Freya Pratty Williams

Freya Pratty Williams: learn how papers shape their international news coverage

Related project

In June 2019, the MediaLab Campus project awarded internship grants to ten female students and five male students studying journalism in schools across Europe and the Mediterranean and looking to undertake an internship in a foreign media outlet over the summer. Freya Pratty Williams, student at Sciences-Po Paris, in France, is interning at Daily Star in Beirut, Lebanon, in July / August 2019.

"The Medialab Campus scholarship has allowed me to spend two months in Beirut working at The Daily Star - a daily newspaper covering Lebanese current affairs and culture. I've been working on the Lebanon desk, writing features articles. I've written about a diverse range of subjects - from architecture to cliff diving and from ultra-running to virtual reality. My favourite piece was about Lebanon's bee population, exploring how the native bees are struggling to compete with an influx of bees from abroad, which are being brought to the country for their superior honey production levels.
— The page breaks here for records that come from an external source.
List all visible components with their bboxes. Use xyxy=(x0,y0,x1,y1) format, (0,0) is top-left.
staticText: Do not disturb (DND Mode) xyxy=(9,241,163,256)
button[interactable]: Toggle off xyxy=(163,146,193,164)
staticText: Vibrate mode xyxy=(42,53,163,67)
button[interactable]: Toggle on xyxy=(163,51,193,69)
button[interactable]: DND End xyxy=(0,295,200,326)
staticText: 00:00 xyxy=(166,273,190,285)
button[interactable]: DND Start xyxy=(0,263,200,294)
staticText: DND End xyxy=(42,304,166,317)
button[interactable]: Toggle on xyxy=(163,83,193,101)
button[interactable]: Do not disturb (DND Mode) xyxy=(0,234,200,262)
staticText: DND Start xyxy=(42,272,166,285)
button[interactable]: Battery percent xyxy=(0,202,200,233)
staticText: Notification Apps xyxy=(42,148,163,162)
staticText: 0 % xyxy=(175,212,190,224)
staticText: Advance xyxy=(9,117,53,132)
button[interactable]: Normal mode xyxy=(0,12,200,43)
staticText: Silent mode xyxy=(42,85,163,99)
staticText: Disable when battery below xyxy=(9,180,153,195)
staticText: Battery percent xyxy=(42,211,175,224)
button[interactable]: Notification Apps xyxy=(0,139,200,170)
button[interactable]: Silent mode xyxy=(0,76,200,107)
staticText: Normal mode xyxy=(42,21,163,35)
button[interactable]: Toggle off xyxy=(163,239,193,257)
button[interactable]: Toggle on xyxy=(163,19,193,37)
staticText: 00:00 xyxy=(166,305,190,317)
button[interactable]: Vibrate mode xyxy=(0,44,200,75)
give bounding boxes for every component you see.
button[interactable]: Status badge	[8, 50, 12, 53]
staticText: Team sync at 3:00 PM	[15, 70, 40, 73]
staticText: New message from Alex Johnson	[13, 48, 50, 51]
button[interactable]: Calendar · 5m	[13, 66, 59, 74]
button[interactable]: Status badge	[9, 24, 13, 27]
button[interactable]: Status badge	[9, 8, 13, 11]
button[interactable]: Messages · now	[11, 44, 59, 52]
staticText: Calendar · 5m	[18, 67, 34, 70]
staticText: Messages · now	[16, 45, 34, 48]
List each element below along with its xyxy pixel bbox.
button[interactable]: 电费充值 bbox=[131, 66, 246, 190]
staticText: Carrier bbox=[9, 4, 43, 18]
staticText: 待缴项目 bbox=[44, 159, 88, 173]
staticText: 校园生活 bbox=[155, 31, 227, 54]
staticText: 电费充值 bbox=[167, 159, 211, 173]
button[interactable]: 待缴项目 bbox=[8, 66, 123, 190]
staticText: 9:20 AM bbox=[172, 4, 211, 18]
The project meant I could travel to different parts of the country to interview beekeepers, visiting small villages I wouldn't have encountered as a tourist to the country. The story was also a great lesson in juggling two different opinions in an article - the beekeepers really didn't agree with each other! Through my other articles I've been able to travel to towns and cities across the country: Tripoli in the North, to Tyre in the South, to the Cedar forests and to the Bekaa valley.

Writing these articles has given me a wealth of experience in finding sources, interviewing people, fact checking and perfecting my written style. It's also been great to work with the paper's editors, who've provided valuable feedback on my work, and to work alongside other journalists, getting to see how they find stories and pursue investigations. Throughout my two months, I've also helped work on the paper's foreign desk, compiling articles about world events by using information from news agencies. This was useful because it helped me learn how papers shape their international news coverage to be regionally angled.

 

Image
Freya Pratty Williams

 

I also wrote an article about Idlib in Syria for the foreign desk, covering the three-day ceasefire there in August. I found sources in the province on Twitter and was able to speak to doctors and residents, as well as the Head of the Syrian Civil Defence- the 'White Helmets'. This was a great lesson in covering fast moving events- during the writing of the article the ceasefire was declared and then called off again, meaning I had to adapt my angle continually.

It's been an interesting two months to be in Lebanon for, with key political events happening frequently. Learning about the country from people living here has dwarfed the understanding I got from textbooks before I got here, and it's taught me to question the information we get projected to us from abroad. I've learnt a huge amount about what it's like to work as a journalist, including lots of practices which I foresee looking back on throughout my career as guidance. I am extremely grateful for the scholarship for enabling me to do this, I would have struggled to make these steps without it."